‘We want relationships with our readers; and you aren’t allowing that to happen.’
That’s the basic message the New York Times just sent to Apple as they backed out of their partnership with Apple News, according to this article in the NYT.
“Starting on Monday, Times articles were no longer appearing alongside those from other publications in the curated Apple News feed available on Apple devices,” the article explains.
Last fall we reported that the jury was still out on Apple News, with many publishers expressing skepticism that the partnership was worth the cost of the artificial barriers between the news and its readers.
Now, the Times may be leading the way for others to pull out, saying the partnership doesn’t strategically align with their business goals – in particular, growing their subscriber base, an important focus since 2017.
“Core to a healthy model between The Times and the platforms is a direct path for sending those readers back into our environments, where we control the presentation of our report, the relationships with our readers and the nature of our business rules,” Meredith Kopit Levien, chief operating officer, wrote in a memo to employees. “Our relationship with Apple News does not fit within these parameters.”

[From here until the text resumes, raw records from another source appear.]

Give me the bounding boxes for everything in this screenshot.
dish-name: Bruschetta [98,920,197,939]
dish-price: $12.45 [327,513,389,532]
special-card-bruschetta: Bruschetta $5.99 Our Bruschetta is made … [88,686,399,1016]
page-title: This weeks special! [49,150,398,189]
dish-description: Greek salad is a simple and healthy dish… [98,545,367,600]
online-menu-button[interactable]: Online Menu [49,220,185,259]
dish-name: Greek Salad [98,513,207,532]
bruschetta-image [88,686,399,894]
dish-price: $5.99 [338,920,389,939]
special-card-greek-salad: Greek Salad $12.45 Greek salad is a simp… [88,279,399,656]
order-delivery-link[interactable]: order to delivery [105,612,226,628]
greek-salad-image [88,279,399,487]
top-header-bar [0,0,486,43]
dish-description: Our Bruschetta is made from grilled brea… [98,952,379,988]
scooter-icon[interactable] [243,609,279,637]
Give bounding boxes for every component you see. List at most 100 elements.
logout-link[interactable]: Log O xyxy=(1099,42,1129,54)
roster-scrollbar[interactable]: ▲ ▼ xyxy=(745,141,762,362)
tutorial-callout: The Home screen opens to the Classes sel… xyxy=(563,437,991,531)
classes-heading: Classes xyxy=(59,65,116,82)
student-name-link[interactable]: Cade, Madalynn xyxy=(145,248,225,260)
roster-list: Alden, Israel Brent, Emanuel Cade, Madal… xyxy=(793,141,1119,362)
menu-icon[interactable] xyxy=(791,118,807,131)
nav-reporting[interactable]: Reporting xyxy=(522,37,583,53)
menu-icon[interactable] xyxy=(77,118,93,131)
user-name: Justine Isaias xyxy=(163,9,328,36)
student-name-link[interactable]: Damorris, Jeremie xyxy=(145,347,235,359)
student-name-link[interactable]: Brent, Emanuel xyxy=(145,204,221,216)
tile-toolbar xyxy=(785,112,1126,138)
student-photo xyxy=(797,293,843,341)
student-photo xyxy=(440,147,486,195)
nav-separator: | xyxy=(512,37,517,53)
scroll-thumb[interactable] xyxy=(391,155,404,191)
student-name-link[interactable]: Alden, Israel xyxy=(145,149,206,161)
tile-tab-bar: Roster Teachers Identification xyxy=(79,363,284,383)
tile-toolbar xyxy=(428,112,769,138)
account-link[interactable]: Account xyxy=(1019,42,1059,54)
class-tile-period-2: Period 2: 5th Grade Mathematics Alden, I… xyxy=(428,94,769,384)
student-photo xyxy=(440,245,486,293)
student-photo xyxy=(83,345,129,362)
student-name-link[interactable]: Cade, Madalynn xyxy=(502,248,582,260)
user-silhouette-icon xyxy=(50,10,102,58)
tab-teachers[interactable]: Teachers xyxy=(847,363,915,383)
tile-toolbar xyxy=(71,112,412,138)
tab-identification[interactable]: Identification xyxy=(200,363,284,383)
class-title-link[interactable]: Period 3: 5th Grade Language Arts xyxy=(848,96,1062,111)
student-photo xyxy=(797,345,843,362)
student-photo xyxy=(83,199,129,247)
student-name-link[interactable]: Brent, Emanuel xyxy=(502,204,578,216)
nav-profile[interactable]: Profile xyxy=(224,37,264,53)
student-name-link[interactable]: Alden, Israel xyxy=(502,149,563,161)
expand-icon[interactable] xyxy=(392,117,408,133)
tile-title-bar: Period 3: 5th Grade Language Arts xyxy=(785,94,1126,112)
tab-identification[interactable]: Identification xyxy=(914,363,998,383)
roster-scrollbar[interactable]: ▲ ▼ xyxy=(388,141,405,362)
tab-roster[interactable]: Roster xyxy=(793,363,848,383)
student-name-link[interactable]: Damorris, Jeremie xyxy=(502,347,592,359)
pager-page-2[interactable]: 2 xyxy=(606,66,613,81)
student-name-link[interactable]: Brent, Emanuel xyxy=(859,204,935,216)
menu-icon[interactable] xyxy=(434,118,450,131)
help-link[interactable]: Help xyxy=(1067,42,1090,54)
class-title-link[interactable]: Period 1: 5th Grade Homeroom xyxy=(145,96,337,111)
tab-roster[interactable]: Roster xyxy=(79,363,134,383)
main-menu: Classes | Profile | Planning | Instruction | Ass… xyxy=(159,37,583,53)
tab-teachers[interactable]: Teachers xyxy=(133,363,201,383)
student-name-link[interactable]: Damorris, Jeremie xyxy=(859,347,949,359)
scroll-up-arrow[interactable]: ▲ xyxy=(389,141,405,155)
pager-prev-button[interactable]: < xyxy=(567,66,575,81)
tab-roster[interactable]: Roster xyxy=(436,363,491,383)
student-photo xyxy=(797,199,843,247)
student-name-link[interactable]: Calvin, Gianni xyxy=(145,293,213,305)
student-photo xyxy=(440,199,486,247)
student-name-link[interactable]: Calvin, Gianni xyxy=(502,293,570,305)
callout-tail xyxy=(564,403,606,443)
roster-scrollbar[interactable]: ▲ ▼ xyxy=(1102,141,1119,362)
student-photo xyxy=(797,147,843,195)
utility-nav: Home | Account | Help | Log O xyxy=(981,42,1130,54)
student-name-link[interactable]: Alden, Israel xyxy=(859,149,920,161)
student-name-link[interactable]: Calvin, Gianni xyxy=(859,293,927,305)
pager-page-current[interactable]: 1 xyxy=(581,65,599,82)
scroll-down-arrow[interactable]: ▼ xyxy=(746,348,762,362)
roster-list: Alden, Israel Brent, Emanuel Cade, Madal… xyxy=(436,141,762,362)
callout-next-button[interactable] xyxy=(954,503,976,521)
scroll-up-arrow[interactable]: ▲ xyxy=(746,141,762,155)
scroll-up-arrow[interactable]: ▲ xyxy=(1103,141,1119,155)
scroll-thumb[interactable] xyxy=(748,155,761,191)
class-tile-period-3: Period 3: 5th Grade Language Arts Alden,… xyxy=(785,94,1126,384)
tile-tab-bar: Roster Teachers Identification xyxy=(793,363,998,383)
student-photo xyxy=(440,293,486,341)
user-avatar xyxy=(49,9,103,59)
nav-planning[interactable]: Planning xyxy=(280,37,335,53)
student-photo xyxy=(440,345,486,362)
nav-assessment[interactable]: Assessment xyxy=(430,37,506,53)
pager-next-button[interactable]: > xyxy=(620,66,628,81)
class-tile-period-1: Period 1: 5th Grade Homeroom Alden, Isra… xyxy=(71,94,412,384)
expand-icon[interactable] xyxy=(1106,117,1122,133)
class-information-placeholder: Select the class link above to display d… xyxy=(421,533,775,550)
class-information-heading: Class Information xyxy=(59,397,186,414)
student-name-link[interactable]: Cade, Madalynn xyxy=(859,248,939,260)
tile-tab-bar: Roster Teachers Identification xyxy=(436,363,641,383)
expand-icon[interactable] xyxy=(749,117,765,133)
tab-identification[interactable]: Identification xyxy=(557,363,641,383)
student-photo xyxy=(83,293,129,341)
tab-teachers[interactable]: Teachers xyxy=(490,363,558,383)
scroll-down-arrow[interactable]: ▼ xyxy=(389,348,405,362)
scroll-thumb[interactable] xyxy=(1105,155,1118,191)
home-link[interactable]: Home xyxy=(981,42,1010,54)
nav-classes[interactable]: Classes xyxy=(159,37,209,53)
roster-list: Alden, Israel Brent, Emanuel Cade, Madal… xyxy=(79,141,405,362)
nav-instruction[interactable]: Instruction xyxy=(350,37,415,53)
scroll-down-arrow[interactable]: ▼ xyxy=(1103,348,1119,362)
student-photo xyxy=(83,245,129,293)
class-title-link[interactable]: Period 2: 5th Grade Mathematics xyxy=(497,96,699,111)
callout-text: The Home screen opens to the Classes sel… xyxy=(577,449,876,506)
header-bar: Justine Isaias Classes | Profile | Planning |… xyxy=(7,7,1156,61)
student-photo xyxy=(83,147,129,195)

If it all sounds vaguely familiar, that’s no surprise. Facebook’s Instant Articles and Google News both found lackluster support by big media brands that actually aim to sell their content. As the Times article notes, the relationship between news organizations and tech platforms could be marked “Complicated.”
“Companies like Google and Facebook have decimated newspaper advertising sales and disintermediated news sites by positioning their own platforms as one of the main ways that people can consume news,” the article notes.
Apple looked like a better possibility since they didn’t compete with news sites for ad revenue. They also had a more realistic treatment of what actually constitutes “news,” with humans used to rank top stories.
So when they launched Apple News +, a subscription service that offered a Netflix-style binge of various news sites, some publishers went along. Subscription revenues were not impressive, and most publishers were underwhelmed. Ultimately, it didn’t fit the model of paid news that the Times and other legitimate news organizations rely on.
“We tend to be quite leery about the idea of almost habituating people to find our journalism somewhere else,” said Mark Thompson, The Times’ chief executive. Last month they reported a subscriber base of over six million, with digital subscription revenues rising.
Maybe it’s a reflection of the times that readers are becoming more discriminate in where they get their news. Maybe it’s a good sign that the days of endlessly scrolling for something to catch the eye is being phased out by a more thoughtful approach to content consumption.
We can only hope. Meanwhile, expect more news brands to follow The Times’ lead.